Curious case of Mizoram’s missing pangolin scales
A mystery has confronted investigators ever since a third of all pangolin scales seized in Mizoram disappeared in May and possibly resurfaced three weeks later — with some portion of the batch missing — in a seizure more than 350 km away. While agencies have so far failed to connect the dots, they haven’t ruled out the possibility of the two incidents being linked.
Around the end of May, forest department discovered that 292 kg of seized pangolin scales, locked up inside its godown in Kolasib had been replaced by fakes. The missing scales made up for more than a third of the 848 kg pangolin scales seized by various law enforcement agencies from smugglers since 2012. Pangolins are protected under law, but their scales are valued in some Asian countries, for decorative and medicinal properties.
A case was registered soon after the Kolasib incident, but initial probe apparently led to nowhere. On June 11, a joint operation by police and Assam Rifles seized six bags, with reportedly 216 kg pangolin scales, from a bus at Farkawn, a village close to the border with Myanmar, at six in the evening.
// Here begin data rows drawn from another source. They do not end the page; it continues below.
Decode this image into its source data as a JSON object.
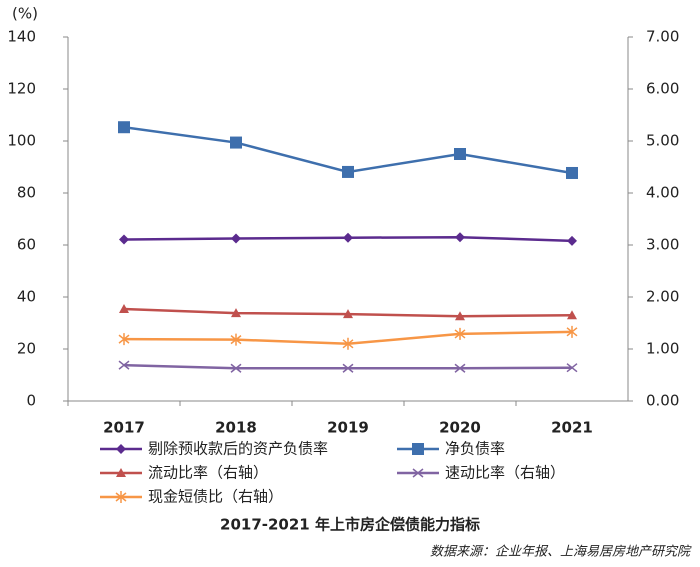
{
  "chart_data": {
    "type": "line",
    "title": "2017-2021 年上市房企偿债能力指标",
    "source": "数据来源：企业年报、上海易居房地产研究院",
    "y_label": "(%)",
    "categories": [
      "2017",
      "2018",
      "2019",
      "2020",
      "2021"
    ],
    "ylim": [
      0,
      140
    ],
    "yticks": [
      0,
      20,
      40,
      60,
      80,
      100,
      120,
      140
    ],
    "y2lim": [
      0,
      7
    ],
    "y2ticks": [
      {
        "value": 0,
        "label": "0.00"
      },
      {
        "value": 1,
        "label": "1.00"
      },
      {
        "value": 2,
        "label": "2.00"
      },
      {
        "value": 3,
        "label": "3.00"
      },
      {
        "value": 4,
        "label": "4.00"
      },
      {
        "value": 5,
        "label": "5.00"
      },
      {
        "value": 6,
        "label": "6.00"
      },
      {
        "value": 7,
        "label": "7.00"
      }
    ],
    "grid": false,
    "series": [
      {
        "name": "剔除预收款后的资产负债率",
        "color": "#5b2b8e",
        "marker": "diamond",
        "values": [
          62.1,
          62.5,
          62.8,
          63.0,
          61.6
        ]
      },
      {
        "name": "净负债率",
        "color": "#3e6fad",
        "marker": "square",
        "values": [
          105.3,
          99.4,
          88.1,
          95.0,
          87.7
        ]
      },
      {
        "name": "流动比率（右轴）",
        "color": "#c0504d",
        "marker": "triangle",
        "axis": "y2",
        "values": [
          1.77,
          1.69,
          1.67,
          1.63,
          1.65
        ]
      },
      {
        "name": "速动比率（右轴）",
        "color": "#8064a2",
        "marker": "x",
        "axis": "y2",
        "values": [
          0.69,
          0.63,
          0.63,
          0.63,
          0.64
        ]
      },
      {
        "name": "现金短债比（右轴）",
        "color": "#f79646",
        "marker": "star",
        "axis": "y2",
        "values": [
          1.19,
          1.18,
          1.1,
          1.29,
          1.33
        ]
      }
    ]
  }
}
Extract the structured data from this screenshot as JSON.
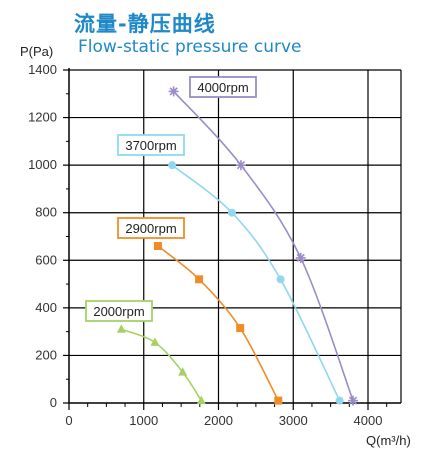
{
  "header": {
    "title_cn": "流量-静压曲线",
    "title_en": "Flow-static pressure curve"
  },
  "chart_data": {
    "type": "line",
    "xlabel": "Q(m³/h)",
    "ylabel": "P(Pa)",
    "xlim": [
      0,
      4400
    ],
    "ylim": [
      0,
      1400
    ],
    "x_ticks": [
      "0",
      "1000",
      "2000",
      "3000",
      "4000"
    ],
    "y_ticks": [
      "0",
      "200",
      "400",
      "600",
      "800",
      "1000",
      "1200",
      "1400"
    ],
    "grid": true,
    "series": [
      {
        "name": "4000rpm",
        "color": "#9b8cc8",
        "marker": "asterisk",
        "x": [
          1400,
          2300,
          3100,
          3800
        ],
        "y": [
          1310,
          1000,
          610,
          10
        ]
      },
      {
        "name": "3700rpm",
        "color": "#8fd8ee",
        "marker": "circle",
        "x": [
          1380,
          2180,
          2830,
          3620
        ],
        "y": [
          1000,
          800,
          520,
          10
        ]
      },
      {
        "name": "2900rpm",
        "color": "#f08c28",
        "marker": "square",
        "x": [
          1190,
          1740,
          2290,
          2800
        ],
        "y": [
          660,
          520,
          315,
          10
        ]
      },
      {
        "name": "2000rpm",
        "color": "#a6d264",
        "marker": "triangle",
        "x": [
          700,
          1150,
          1520,
          1770
        ],
        "y": [
          310,
          255,
          130,
          10
        ]
      }
    ]
  }
}
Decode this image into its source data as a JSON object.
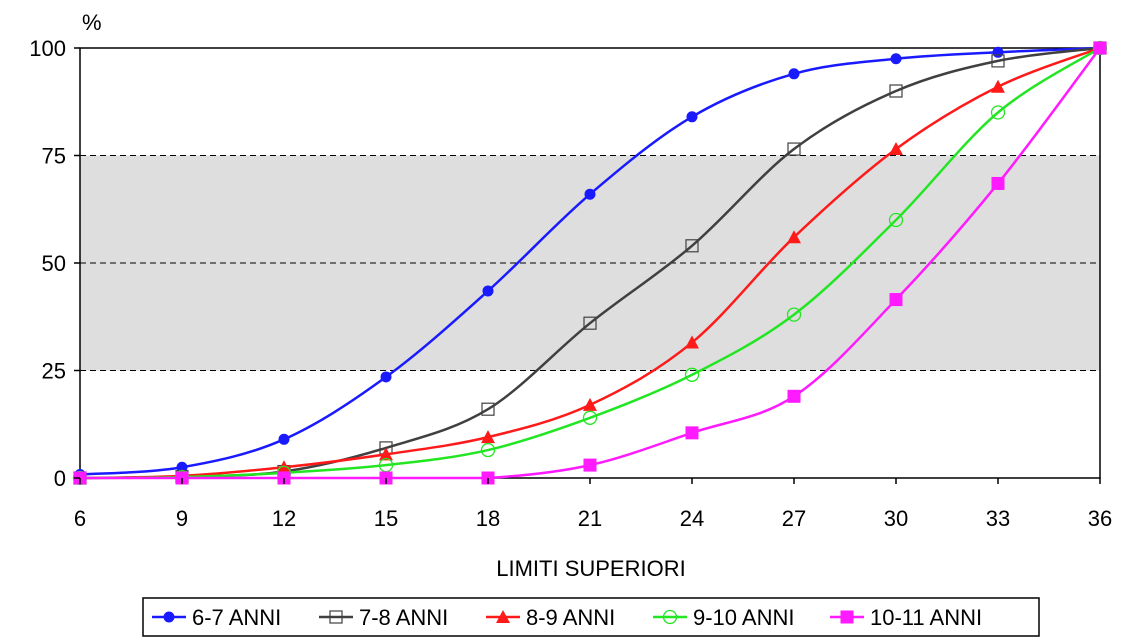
{
  "chart_data": {
    "type": "line",
    "ylabel": "%",
    "xlabel": "LIMITI SUPERIORI",
    "x": [
      6,
      9,
      12,
      15,
      18,
      21,
      24,
      27,
      30,
      33,
      36
    ],
    "xlim": [
      6,
      36
    ],
    "ylim": [
      0,
      100
    ],
    "y_ticks": [
      0,
      25,
      50,
      75,
      100
    ],
    "shaded_band": [
      25,
      75
    ],
    "grid": "dashed horizontal lines at 25, 50, 75",
    "legend_position": "bottom",
    "series": [
      {
        "name": "6-7 ANNI",
        "color": "#1a1aff",
        "marker": "circle-filled",
        "values": [
          0.8,
          2.5,
          9,
          23.5,
          43.5,
          66,
          84,
          94,
          97.5,
          99,
          100
        ]
      },
      {
        "name": "7-8 ANNI",
        "color": "#404040",
        "marker": "square-open",
        "values": [
          0,
          0.3,
          1.5,
          7,
          16,
          36,
          54,
          76.5,
          90,
          97,
          100
        ]
      },
      {
        "name": "8-9 ANNI",
        "color": "#ff1a1a",
        "marker": "triangle-filled",
        "values": [
          0,
          0.5,
          2.5,
          5.5,
          9.5,
          17,
          31.5,
          56,
          76.5,
          91,
          100
        ]
      },
      {
        "name": "9-10 ANNI",
        "color": "#22e622",
        "marker": "circle-open",
        "values": [
          0,
          0.2,
          1.2,
          3,
          6.5,
          14,
          24,
          38,
          60,
          85,
          100
        ]
      },
      {
        "name": "10-11 ANNI",
        "color": "#ff1aff",
        "marker": "square-filled",
        "values": [
          0,
          0,
          0,
          0,
          0,
          3,
          10.5,
          19,
          41.5,
          68.5,
          100
        ]
      }
    ]
  }
}
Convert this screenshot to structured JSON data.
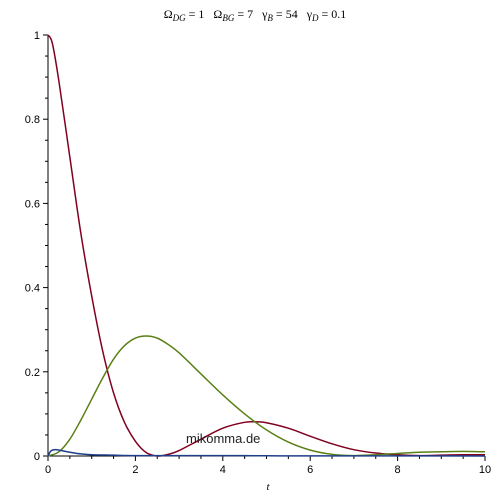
{
  "chart_data": {
    "type": "line",
    "title_parts": [
      {
        "sym": "Ω",
        "sub": "DG",
        "eq": " = 1"
      },
      {
        "sym": "Ω",
        "sub": "BG",
        "eq": " = 7"
      },
      {
        "sym": "γ",
        "sub": "B",
        "eq": " = 54"
      },
      {
        "sym": "γ",
        "sub": "D",
        "eq": " = 0.1"
      }
    ],
    "xlabel": "t",
    "ylabel": "",
    "xlim": [
      0,
      10
    ],
    "ylim": [
      0,
      1
    ],
    "xticks": [
      0,
      2,
      4,
      6,
      8,
      10
    ],
    "yticks": [
      0,
      0.2,
      0.4,
      0.6,
      0.8,
      1
    ],
    "ytick_labels": [
      "0",
      "0.2",
      "0.4",
      "0.6",
      "0.8",
      "1"
    ],
    "grid": false,
    "annotation": "mikomma.de",
    "series": [
      {
        "color": "#800020",
        "x": [
          0,
          0.1,
          0.25,
          0.5,
          0.75,
          1,
          1.25,
          1.5,
          1.75,
          2,
          2.25,
          2.5,
          2.75,
          3,
          3.5,
          4,
          4.5,
          4.8,
          5,
          5.5,
          6,
          6.5,
          7,
          7.5,
          8,
          8.5,
          9,
          9.5,
          10
        ],
        "values": [
          1,
          0.98,
          0.89,
          0.71,
          0.53,
          0.38,
          0.25,
          0.15,
          0.08,
          0.035,
          0.008,
          0.0,
          0.004,
          0.013,
          0.04,
          0.066,
          0.08,
          0.081,
          0.079,
          0.066,
          0.047,
          0.029,
          0.015,
          0.007,
          0.003,
          0.001,
          0.002,
          0.003,
          0.003
        ]
      },
      {
        "color": "#5a8016",
        "x": [
          0,
          0.25,
          0.5,
          0.75,
          1,
          1.25,
          1.5,
          1.75,
          2,
          2.25,
          2.5,
          2.75,
          3,
          3.5,
          4,
          4.5,
          5,
          5.5,
          6,
          6.5,
          7,
          7.5,
          8,
          8.5,
          9,
          9.5,
          10
        ],
        "values": [
          0,
          0.01,
          0.04,
          0.085,
          0.135,
          0.185,
          0.23,
          0.262,
          0.28,
          0.285,
          0.28,
          0.265,
          0.245,
          0.195,
          0.145,
          0.1,
          0.062,
          0.033,
          0.014,
          0.004,
          0.001,
          0.003,
          0.006,
          0.009,
          0.01,
          0.011,
          0.01
        ]
      },
      {
        "color": "#1f3f8a",
        "x": [
          0,
          0.05,
          0.1,
          0.2,
          0.3,
          0.5,
          0.75,
          1,
          1.5,
          2,
          3,
          4,
          5,
          6,
          8,
          10
        ],
        "values": [
          0,
          0.01,
          0.014,
          0.015,
          0.013,
          0.009,
          0.005,
          0.003,
          0.002,
          0.001,
          0.001,
          0.001,
          0.0005,
          0.0003,
          0.0002,
          0.0001
        ]
      }
    ]
  }
}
During the handover to the forest department the next day, Assam Riles declared that the consignment weighed 216 kg. But forest officials claim the bags given to them were lighter by 32.5 kg.
As of now, forest officials are clueless about what went wrong. There are only two theories—scales going missing during the 20 hours between seizure and transfer to forest department or a weighing error by the Assam Rifles.
What complicated matters was the bus driver’s testimony that the cargo was loaded by one Hmangaihthangi of Kawlkulh village, over 164 km from Farkawn.
Hmangaihthangi admitted loading the cargo, but said it belonged to a Myanmarese trader she knew as Paliana, which in Mizo means a big man. According to her, she knew Paliana from before and met him unexpectedly in Aizawl nine days before the seizure, while she was there for a medical check-up.
After the man gave her Rs 1,000 to help her with the bills, she claimed he asked for a favour asking her to load some of his wares, coming from Shillong to Aizawl on June 9, to a Farkawn-bound bus. Hmangaihthangi said she obliged and left for Kawlkulh the following day. A day later, the cargo was seized.
Officials haven’t ruled out the possibility that the 216 kg (or 183.5 kg, as it turned out) of the seized scales are part of the 292 kg batch that was replaced with fakes at the forest department godown at Kolasib less than three weeks earlier.
Forest Minister Lalrinmawia Ralte, who gave a report about the missing scales at Congress Bhavan Friday, said, “It is difficult to say anything definite as long as Paliana is not found and arrested first.”